An important concept here is that these proposals would not be mere incremental steps in which patches are applied to the current highly dysfunctional financing system but rather they would be sequential steps to expand Medicare, as was originally intended when Medicare was established half a century ago.
Merely patching the current system would leave in place all of the dysfunctions that result in very high costs, profound administrative inefficiencies, lack of continuity of coverage and care, inequities in access and coverage, and would still leave millions exposed to financial hardship because of lack of adequate coverage.
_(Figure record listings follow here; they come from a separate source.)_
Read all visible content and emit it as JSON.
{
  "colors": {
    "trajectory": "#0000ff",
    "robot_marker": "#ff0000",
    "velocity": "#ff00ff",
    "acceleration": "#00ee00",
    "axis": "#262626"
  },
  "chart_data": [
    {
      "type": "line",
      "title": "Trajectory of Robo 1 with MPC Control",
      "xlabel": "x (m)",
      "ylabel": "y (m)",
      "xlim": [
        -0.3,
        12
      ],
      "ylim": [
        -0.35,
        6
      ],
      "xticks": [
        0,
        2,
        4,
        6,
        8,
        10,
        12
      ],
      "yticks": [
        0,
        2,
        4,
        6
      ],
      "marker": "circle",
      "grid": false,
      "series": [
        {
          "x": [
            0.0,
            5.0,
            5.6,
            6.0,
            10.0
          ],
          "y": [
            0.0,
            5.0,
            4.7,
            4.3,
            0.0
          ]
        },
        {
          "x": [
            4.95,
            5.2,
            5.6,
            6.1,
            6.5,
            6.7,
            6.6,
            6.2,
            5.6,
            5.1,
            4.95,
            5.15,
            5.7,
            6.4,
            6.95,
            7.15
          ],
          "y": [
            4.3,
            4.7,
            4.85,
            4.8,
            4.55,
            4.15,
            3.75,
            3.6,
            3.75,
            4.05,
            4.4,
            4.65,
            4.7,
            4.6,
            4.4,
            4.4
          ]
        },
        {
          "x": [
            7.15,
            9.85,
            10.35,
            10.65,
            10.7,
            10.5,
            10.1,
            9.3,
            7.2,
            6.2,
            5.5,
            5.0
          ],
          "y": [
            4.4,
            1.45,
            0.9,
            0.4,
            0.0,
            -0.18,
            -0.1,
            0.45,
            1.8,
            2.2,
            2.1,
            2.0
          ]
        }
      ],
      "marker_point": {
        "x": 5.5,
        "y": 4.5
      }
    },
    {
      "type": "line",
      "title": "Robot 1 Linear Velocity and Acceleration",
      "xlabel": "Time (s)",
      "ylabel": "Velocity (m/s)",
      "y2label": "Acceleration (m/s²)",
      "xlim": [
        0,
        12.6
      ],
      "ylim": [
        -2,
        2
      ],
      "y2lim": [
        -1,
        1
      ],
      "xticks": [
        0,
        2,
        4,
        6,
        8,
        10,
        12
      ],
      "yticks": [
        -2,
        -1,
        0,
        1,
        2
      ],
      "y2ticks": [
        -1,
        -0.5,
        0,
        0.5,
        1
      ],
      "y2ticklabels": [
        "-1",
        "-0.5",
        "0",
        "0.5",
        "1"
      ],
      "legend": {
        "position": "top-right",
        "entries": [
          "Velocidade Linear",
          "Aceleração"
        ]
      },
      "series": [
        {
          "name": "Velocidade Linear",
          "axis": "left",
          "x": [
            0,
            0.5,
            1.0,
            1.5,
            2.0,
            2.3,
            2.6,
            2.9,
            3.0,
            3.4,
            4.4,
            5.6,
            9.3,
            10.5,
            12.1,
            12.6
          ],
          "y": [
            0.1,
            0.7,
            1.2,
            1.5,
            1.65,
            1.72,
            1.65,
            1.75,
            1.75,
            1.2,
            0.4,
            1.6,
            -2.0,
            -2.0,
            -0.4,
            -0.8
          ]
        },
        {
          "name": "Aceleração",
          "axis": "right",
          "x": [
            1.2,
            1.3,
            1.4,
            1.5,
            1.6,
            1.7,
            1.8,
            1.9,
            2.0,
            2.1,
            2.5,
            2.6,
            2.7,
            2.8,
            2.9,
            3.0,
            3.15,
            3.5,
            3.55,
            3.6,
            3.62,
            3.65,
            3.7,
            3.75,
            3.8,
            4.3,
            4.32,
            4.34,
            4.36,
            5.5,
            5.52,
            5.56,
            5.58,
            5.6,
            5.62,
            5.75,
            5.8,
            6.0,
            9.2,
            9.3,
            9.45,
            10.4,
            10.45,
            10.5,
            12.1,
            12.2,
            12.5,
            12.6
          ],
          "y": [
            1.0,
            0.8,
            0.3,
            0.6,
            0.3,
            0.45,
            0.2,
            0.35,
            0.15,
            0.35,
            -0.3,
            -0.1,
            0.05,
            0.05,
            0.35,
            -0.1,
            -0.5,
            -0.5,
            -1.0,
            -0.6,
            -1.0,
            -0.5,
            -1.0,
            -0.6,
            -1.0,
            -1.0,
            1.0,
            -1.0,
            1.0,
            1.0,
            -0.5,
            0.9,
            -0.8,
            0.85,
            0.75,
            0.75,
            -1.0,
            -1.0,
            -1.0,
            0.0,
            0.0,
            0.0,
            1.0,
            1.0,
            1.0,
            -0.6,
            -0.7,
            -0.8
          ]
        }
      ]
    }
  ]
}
Although sequential steps may seem like a better idea, they do not address the problem that Medicare itself has many serious deficiencies that need to be corrected. Also we have already waited 50 years to begin the sequential expansions, but we haven’t gotten beyond Medicare for some of the long-term disabled and ESRD coverage. If we did expand coverage to all children, how long would it be before we guaranteed coverage to those aged 18 to 65 (or Biden’s 60)? Possibly never if those prevail who believe that individual responsibility means you’re on your own rather than joining in solidarity to be our brothers’ and sisters’ keepers.
There are a great many features of a well designed, single payer, improved Medicare for All that would need to be included in a structural reform of health care financing. Though incremental tweaks are a terrible idea because they leave so many out, sequential reform building on our current system certainly has its deficiencies as well. Instead, let’s do it right and take one giant step across the chasm.